The specific scale and distribution of the priors used by Comita et al. (2010) might have introduced additional critical information that determined in part the estimation of their coefficients, in a similar way as standardization did in our simulations, and may also have done for Lin et al. (2012). Gelman & Hill (2007) discuss the use of the inverse Wishart distribution in some detail and highlight in particular the need to confirm that Bayesian priors are indeed non-informative across the same ranges of independent variables that result in the posterior probabilities. Dennis (1996) has discussed fundamental issues concerning the use of non-informative priors and Bayesian analysis for ecology in general.

The results of Newbery & Stoll (2013) dealt with effects of conspecific neighbours (as large tree abundance) on growth of small trees, whereas those of Comita et al. (2010) concerned conspecific neighbour effects (as either local tree seedling density or tree abundance) on survival of those seedlings. Their result could be more generally important if confirmed to be fully robust to statistical treatment. It might then support the notion that fundamentally different density-dependent processes are likely operating at the seedling as opposed to the small-tree stage in tropical forest dynamics (Uriarte et al. 2004a,b; Newbery & Stoll 2013).

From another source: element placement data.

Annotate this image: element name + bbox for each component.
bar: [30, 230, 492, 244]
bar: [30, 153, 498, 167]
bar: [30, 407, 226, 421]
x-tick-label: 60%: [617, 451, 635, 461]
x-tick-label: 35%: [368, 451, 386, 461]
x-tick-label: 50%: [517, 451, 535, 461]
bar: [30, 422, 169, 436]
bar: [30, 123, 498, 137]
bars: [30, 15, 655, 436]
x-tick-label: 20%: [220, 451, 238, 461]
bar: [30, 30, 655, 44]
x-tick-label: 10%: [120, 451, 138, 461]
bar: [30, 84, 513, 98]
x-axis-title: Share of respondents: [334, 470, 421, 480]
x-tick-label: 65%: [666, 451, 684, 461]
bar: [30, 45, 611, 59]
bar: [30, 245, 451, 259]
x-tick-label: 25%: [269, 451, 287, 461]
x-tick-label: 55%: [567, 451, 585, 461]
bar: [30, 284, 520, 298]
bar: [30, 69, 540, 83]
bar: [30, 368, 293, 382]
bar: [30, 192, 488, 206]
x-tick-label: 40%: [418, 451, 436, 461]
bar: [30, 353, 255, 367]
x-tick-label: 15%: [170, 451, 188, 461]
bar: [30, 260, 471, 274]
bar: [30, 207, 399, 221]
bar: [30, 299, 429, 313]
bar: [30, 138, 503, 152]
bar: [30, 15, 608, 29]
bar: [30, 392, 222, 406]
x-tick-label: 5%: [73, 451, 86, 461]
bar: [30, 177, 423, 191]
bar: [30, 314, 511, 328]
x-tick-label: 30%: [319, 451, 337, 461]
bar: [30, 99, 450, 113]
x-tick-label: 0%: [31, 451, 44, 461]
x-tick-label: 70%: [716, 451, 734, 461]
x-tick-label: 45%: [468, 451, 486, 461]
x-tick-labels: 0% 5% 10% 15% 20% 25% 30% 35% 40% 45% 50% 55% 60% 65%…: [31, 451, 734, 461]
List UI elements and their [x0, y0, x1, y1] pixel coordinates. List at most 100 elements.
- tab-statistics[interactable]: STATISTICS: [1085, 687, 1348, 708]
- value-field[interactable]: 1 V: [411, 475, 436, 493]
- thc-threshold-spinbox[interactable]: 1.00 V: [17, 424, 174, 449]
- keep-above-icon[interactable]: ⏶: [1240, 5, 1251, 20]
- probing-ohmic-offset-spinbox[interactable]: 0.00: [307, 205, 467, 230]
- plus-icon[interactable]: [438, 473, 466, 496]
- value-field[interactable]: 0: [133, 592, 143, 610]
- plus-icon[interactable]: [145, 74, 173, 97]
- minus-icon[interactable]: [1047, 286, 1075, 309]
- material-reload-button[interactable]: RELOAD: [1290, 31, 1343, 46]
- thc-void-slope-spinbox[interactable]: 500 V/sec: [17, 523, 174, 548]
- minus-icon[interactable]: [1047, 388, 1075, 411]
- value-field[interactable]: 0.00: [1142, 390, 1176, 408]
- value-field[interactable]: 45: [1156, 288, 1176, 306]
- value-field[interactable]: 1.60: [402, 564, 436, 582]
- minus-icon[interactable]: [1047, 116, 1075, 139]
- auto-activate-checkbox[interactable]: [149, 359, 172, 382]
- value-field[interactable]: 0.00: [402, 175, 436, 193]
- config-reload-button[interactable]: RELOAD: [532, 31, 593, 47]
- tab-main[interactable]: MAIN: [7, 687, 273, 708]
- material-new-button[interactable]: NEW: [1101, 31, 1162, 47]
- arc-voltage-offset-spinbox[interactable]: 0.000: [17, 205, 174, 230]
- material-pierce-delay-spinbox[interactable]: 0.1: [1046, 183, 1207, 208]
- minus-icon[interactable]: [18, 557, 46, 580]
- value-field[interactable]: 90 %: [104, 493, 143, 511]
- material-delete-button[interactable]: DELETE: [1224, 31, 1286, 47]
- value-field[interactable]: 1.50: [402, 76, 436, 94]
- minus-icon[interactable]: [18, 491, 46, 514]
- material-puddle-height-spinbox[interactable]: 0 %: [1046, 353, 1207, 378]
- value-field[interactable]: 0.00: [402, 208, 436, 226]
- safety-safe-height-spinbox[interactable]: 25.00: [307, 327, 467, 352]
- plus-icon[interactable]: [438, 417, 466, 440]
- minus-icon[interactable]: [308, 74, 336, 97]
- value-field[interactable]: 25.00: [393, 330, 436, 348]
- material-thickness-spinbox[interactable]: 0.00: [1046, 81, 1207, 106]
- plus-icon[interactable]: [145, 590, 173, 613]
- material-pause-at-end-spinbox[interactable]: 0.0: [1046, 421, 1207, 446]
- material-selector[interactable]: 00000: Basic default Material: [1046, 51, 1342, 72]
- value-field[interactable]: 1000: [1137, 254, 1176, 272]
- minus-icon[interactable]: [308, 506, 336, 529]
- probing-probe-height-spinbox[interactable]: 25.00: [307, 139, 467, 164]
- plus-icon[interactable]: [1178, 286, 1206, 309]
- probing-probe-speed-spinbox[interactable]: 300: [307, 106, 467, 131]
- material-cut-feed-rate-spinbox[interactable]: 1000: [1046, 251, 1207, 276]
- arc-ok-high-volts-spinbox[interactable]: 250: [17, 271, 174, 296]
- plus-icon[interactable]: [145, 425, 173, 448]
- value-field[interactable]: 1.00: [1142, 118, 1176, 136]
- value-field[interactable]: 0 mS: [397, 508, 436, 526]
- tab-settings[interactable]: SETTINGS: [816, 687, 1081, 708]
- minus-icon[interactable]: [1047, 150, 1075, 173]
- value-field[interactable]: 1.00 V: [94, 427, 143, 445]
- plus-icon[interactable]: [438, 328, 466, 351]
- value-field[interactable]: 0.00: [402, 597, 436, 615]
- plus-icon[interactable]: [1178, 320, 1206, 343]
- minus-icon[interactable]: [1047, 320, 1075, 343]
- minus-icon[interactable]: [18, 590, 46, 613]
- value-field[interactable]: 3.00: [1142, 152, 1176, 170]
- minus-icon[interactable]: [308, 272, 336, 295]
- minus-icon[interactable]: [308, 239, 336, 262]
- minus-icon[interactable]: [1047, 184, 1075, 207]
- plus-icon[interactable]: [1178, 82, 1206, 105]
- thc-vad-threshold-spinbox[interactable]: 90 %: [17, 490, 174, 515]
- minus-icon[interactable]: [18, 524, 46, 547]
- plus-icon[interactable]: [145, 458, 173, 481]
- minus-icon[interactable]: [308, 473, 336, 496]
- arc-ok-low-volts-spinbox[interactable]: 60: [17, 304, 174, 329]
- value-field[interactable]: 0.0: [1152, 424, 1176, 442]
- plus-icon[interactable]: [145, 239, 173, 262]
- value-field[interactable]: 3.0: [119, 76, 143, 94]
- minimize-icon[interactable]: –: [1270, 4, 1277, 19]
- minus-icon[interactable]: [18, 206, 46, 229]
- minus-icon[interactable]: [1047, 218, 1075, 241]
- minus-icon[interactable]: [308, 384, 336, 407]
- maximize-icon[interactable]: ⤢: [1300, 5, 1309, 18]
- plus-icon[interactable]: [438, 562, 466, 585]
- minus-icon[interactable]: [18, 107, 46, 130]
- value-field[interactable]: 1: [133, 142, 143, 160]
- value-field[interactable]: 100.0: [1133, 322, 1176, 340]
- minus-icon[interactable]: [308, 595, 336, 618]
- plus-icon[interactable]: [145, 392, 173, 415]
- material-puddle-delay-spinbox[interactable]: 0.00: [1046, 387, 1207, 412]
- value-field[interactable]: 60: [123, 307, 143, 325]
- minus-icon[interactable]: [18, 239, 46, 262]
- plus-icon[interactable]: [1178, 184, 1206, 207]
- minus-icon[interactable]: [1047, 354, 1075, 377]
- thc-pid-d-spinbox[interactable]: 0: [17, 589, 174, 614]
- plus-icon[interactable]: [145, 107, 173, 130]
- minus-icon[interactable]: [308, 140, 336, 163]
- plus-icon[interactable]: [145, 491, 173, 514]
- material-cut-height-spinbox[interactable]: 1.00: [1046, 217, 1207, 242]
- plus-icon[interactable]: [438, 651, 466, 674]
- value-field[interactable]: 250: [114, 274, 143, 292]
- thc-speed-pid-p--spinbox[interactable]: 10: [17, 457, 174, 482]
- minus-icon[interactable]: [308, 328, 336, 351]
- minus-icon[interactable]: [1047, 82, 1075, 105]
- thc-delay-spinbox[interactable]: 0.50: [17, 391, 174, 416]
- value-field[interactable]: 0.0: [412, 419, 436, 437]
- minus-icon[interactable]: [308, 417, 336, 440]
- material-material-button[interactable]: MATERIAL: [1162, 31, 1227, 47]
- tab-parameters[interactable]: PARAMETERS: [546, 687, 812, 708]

Because of conceptual similarities of neighbourhood analyses of Comita et al. (2010) and those of others (e.g. Uriarte et al. 2004a,b; Lin et al. 2012), the analysis presented here could be more widely relevant. Since standardization can lead to spurious relationships between CNDD and species abundances, its potential influence needs to be carefully considered when interpreting relationships of small-scale effects of conspecific neighbours on larger scale abundance patterns within diverse tree communities. Similarly, care should be taken when specifying and justifying prior information in hierarchical Bayesian analyses. Our recommendation, following from Newbery & Stoll (2013), is that tests that randomize tree positions and identities indeed provide the best benchmark by which to critically evaluate and judge relationships between effect sizes, or standardized regression coefficients, and tree species abundances.

Acknowledgement

We thank the Editors and M. Uriarte for comments on earlier drafts of this forum article.

    Data accessibility

    This manuscript does not use any data.